Reproduzo aqui a parte em que o coronel conta como foi a
prisão do valente Genoíno.
“(...)Demos uma meia parada e passamos a destruir o
equipamento abandonado por eles. Foi então que pressentimos a vinda de alguém
pela trilha. Nós estávamos no meio da mata e esse elemento vinha pela trilha.

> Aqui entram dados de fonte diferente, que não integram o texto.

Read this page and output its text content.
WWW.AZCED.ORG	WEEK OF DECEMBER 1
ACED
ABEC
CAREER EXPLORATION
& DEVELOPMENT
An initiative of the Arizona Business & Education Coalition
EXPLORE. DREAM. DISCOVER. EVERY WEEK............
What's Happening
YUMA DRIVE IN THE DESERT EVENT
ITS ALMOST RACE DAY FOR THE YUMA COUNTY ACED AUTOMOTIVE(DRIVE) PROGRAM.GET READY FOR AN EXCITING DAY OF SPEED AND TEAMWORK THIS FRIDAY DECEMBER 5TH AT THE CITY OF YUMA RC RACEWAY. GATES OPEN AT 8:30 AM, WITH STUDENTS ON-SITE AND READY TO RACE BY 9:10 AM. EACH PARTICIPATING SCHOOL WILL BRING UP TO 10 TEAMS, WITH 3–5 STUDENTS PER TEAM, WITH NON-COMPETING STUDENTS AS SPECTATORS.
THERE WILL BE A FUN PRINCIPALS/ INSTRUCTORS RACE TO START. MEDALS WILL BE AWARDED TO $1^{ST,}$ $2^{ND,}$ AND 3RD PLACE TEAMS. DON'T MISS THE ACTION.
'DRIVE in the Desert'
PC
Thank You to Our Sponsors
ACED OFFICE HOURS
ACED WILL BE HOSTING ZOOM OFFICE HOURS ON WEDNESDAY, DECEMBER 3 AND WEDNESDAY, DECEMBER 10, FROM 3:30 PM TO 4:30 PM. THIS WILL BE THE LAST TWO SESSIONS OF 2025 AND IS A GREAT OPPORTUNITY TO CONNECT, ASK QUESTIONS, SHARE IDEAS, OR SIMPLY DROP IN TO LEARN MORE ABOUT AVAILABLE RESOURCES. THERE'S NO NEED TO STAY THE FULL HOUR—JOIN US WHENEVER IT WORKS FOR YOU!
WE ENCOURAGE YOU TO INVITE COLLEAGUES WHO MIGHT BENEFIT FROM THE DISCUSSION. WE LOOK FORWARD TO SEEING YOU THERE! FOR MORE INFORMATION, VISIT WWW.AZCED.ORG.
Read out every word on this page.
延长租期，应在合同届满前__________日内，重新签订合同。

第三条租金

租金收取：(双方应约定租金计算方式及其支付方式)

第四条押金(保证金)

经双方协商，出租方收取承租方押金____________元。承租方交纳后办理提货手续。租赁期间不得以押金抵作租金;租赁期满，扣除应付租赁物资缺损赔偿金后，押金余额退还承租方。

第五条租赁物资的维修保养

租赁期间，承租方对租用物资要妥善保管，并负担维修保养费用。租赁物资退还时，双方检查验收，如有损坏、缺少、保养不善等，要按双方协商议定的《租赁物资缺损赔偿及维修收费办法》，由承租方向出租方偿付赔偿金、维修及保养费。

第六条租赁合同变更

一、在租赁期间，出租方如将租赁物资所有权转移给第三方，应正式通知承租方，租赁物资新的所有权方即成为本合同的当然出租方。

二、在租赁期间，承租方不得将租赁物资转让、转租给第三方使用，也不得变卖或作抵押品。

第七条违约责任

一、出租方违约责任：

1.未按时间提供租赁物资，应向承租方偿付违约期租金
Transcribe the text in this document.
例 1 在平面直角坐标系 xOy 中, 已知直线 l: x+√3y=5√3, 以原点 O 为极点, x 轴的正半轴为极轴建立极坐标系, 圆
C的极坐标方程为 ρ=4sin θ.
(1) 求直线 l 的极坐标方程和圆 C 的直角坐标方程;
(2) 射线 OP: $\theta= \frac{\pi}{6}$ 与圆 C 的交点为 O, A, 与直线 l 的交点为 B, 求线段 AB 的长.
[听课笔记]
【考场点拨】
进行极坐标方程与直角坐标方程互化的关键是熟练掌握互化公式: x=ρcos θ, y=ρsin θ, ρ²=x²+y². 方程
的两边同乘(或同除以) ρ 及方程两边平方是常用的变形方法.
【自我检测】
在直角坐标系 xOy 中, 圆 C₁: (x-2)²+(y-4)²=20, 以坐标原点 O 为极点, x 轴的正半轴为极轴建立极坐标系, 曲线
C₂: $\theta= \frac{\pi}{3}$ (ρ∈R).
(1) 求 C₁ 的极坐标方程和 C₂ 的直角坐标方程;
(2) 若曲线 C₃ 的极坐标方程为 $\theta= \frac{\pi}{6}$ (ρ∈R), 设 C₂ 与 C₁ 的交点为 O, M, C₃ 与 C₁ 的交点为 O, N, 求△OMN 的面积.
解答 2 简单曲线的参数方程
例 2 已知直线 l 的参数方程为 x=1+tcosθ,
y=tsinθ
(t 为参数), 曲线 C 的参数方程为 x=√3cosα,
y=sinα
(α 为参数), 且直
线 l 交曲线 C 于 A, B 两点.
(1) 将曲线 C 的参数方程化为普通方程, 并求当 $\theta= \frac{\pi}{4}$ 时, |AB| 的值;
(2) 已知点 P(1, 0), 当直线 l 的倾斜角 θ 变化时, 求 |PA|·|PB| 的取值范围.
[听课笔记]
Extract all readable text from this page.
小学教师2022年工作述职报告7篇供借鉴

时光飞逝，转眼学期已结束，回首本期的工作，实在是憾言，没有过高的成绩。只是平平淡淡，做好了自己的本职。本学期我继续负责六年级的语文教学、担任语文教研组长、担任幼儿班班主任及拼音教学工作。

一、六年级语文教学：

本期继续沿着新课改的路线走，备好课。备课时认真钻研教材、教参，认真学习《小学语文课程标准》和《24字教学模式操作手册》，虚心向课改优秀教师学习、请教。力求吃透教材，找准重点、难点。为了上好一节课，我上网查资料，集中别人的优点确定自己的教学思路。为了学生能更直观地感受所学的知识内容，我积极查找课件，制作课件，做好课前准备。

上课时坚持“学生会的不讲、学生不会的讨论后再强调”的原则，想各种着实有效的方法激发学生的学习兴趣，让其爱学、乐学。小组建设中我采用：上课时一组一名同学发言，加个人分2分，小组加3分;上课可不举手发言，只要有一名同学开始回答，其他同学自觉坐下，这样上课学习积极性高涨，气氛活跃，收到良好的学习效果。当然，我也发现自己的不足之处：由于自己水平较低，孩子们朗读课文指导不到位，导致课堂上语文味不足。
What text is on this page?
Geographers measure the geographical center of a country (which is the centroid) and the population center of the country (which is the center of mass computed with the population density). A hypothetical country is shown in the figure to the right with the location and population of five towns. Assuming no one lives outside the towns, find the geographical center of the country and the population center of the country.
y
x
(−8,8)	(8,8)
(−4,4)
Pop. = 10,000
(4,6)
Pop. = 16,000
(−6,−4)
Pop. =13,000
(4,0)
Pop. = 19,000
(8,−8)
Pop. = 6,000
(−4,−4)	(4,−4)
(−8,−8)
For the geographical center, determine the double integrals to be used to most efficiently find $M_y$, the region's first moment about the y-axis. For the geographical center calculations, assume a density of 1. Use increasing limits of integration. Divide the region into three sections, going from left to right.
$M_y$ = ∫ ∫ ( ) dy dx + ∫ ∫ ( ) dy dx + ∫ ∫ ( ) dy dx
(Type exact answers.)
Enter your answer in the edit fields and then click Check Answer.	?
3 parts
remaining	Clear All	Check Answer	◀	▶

Agachamo-nos e observamos um elemento forte, com chapéu de couro, mochila nas
costas e facão na cintura. Então, quando chegou bem próximo, dei a ordem: ‘Prendam
esse cara!’
Não sei, não posso me lembrar, se foi o Cid ou se foi o Cabo
Marra que pegou o Genoíno, pois esse elemento, que dizia chamar-se Geraldo,
posteriormente foi identificado como Genoíno - que naturalmente está me olhando
agora. E eu tiro os óculos justamente para ele me reconhecer, porque da minha
cara ninguém esquece, principalmente com aquela cara que eu estava na mata,
depois de vários dias passando fome e sede, sujo, cheio de barba... Mas é a
mesma cara... É o mesmo olhar de quando o encarei e disse:
‘Seu mentiroso! Confesse! Você não tem mais alternativa’.
Por que eu descobri que o Genoíno era guerrilheiro?
Ele se dizia Geraldo e se dizia morador da área (claro,
elemento na área, suspeito, eu mandei deter). Mesmo algemado e com tudo nas
costas, uma mochila pesada e grande, ele fugiu. O Cabo Marra deu três tiros de
advertência, e ele parou. Mas não parou por causa da advertência, parou porque
se emaranhou no cipoal e o pessoal conseguiu pegá-lo.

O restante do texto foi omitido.